Driving out of the solid wrought iron gates of the blinding white masseria, our tiny fiat was surrounded by dry stone walls marking out the twisting road. Beyond the drystone walls, was a sea of grape vines, the tallest I have ever seen with their fading autumn colours and shimmering, grey, gnarled olive trees. So ancient that they would have been silent witnesses to ancient Greek philosphers, Roman nobles, bishops and Popes passing by. I’m in Puglia. I'm in heaven.
Puglia has a realness, a wild beauty. Like Greece, it is stripped back. It is all about simple things, done to perfection. At the centre of it all, is wheat, wine and oil. It is said that the cuisine of Puglia was born as the cuisine of poverty. One look at the olive groves, with their ancient trees, surrounded - to every inch of available land, with lush fronds of fennel, cime de rapa, chicory, cauliflowers and every other type of green leafy vegetable - it is abundantly clear that while it may have been poor, with simple ingredients, Puglia has created culinary perfection from such humbleness.
Pasta is made without eggs and bread is made from the incredible Puglian durum wheat flour. This region of Italy produces most of Europe's pasta and a large majority Italy's olive oil. It is also one of the biggest wine making regions in the world. As well as being seafood rich, Puglia is also abundant in beautiful wild vegetables like cime di rapa, chicory, fennel and lampascioni (a wildflower hyacinth bulb).
The richness of Puglian produce and it's cuisine could not have been more evident at the weekly market in Alberobello. This Puglian town is a UNESCO world heritage site. It was given this status due to the clever and unique architecture of the 'trullis' which dominate the town. These houses have a very real fairytale like quality. While many of the trulli now house small tourist shops etc, in the area of Aia Piccola, many local people still live out their everyday life in these beautiful, cone-shaped creations.
The market in Alberobello is held every Thursday, from around 8am until 12 noon. The market is scattered through the centre of the town, around Largo Martellotta. At one end of the market there is clothing and household goods such as hancrafted warm coloured terracotta pottery and rustic, hand woven wicker baskets. At the other end of the market, there is the artfully displayed local produce, which I had seen filling the fields. The produce stalls of the markets were overflowing with eggplants, tomatoes, zucchinis - proof that the sun shines right the way through Autumn in Puglia.

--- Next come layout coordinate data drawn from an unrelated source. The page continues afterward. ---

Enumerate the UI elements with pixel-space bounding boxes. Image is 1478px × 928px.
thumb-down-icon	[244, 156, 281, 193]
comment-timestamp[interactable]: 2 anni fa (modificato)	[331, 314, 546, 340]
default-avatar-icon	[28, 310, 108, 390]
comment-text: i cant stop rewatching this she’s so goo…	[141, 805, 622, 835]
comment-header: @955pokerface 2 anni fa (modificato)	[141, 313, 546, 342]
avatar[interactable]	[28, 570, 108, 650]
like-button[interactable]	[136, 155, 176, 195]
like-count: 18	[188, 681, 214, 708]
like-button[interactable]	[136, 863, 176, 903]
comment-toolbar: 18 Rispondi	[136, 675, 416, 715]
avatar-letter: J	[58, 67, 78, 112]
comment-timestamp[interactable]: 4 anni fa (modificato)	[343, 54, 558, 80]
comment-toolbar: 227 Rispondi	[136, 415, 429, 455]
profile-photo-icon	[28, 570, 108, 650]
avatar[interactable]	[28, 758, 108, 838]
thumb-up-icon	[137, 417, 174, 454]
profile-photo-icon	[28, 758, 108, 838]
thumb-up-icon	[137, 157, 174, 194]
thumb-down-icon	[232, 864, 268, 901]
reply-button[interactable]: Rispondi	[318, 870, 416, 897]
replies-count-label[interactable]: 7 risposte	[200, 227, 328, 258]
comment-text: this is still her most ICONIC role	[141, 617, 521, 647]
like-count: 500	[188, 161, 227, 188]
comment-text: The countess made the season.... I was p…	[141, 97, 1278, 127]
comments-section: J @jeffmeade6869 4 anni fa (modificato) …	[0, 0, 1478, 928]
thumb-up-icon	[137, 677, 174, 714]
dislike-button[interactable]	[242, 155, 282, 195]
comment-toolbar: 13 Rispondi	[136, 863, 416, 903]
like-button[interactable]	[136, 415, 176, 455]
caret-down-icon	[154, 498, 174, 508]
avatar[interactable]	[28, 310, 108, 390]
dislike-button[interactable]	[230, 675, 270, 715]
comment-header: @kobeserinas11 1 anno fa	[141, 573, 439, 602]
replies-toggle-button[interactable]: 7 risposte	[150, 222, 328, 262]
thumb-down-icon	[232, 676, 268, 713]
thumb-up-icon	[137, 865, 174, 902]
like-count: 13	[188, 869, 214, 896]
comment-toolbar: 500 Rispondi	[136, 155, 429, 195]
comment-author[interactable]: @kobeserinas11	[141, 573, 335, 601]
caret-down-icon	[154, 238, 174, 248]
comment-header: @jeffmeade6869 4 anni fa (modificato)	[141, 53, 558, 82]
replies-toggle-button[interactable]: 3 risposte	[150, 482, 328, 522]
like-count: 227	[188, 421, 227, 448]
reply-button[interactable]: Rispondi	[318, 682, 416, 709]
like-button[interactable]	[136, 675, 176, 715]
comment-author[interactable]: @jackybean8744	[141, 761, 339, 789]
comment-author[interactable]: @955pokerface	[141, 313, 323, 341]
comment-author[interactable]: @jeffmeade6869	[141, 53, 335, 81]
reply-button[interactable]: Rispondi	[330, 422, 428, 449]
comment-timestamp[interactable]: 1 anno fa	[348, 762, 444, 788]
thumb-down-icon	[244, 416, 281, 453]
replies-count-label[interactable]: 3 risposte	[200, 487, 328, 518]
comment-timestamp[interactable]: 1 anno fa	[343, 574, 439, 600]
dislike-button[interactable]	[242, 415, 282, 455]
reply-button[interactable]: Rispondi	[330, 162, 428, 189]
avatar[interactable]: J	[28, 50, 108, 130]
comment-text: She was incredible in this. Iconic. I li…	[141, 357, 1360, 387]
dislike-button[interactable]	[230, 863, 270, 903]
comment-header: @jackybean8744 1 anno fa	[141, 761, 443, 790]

Orecchiette con le cime di rapa
3 medium tomatoes, diced
1kg carefully washed cime di rapa green leaves, woody stems removed
Garlic (to taste - we added about 8 peeled cloves, whole)
3 anchovy fillets
1 small dried chili
Heat a large frying pan, add a little olive oil and the garlic and allow to become slightly transparent and fragrant - do not brown. Add the chili. Then add the anchovy fillets and with a wooden spoon, help them along to gentley dissolve into the oil, chili and garlic. Then add the tomatoes and reduce the heat to a simmer.
In another pan, bring water (slightly salted) to the boil and then add the turnip greens and then the orecchiette, until the orecchiette is al dente. Drain, but reserve about an espresso cup of the cooking liquid. Add the liquid to frying pan and mix well for a couple of minutes. Then toss through the greens and orecchiette. Serve with a sprinkling of breadcrumbs.
The tall vines of Puglia produce some amazing wine. To accompany our orecchiette, we were seduced by a handwritten paper sign on a stall announcing "nuovo vini" or new wine. We were intrigued and purchased a small bottle. The wine we purchased is probably better described as “young wine”, it was very light, fruity and a little bubbly. Similar to French Beaujolais Nouveau. The winemaker explained to us that the "Vino Novello" had only just gone on sale, for the feast of San Martino, the grapes being harvested and crushed just a few weeks earlier. The wine had undergone an accelerated fermentation process and was tannin-free. It was to be comsumed immediatley - otherwise it would turn. This wine was so light and refreshingly different - a perfect match for the orecchiette. Eaten under the olive trees at the Masseria we were staying at, this simple dish and the new wine was a perfect introduction to the simple, clean, delicious flavours of Puglia.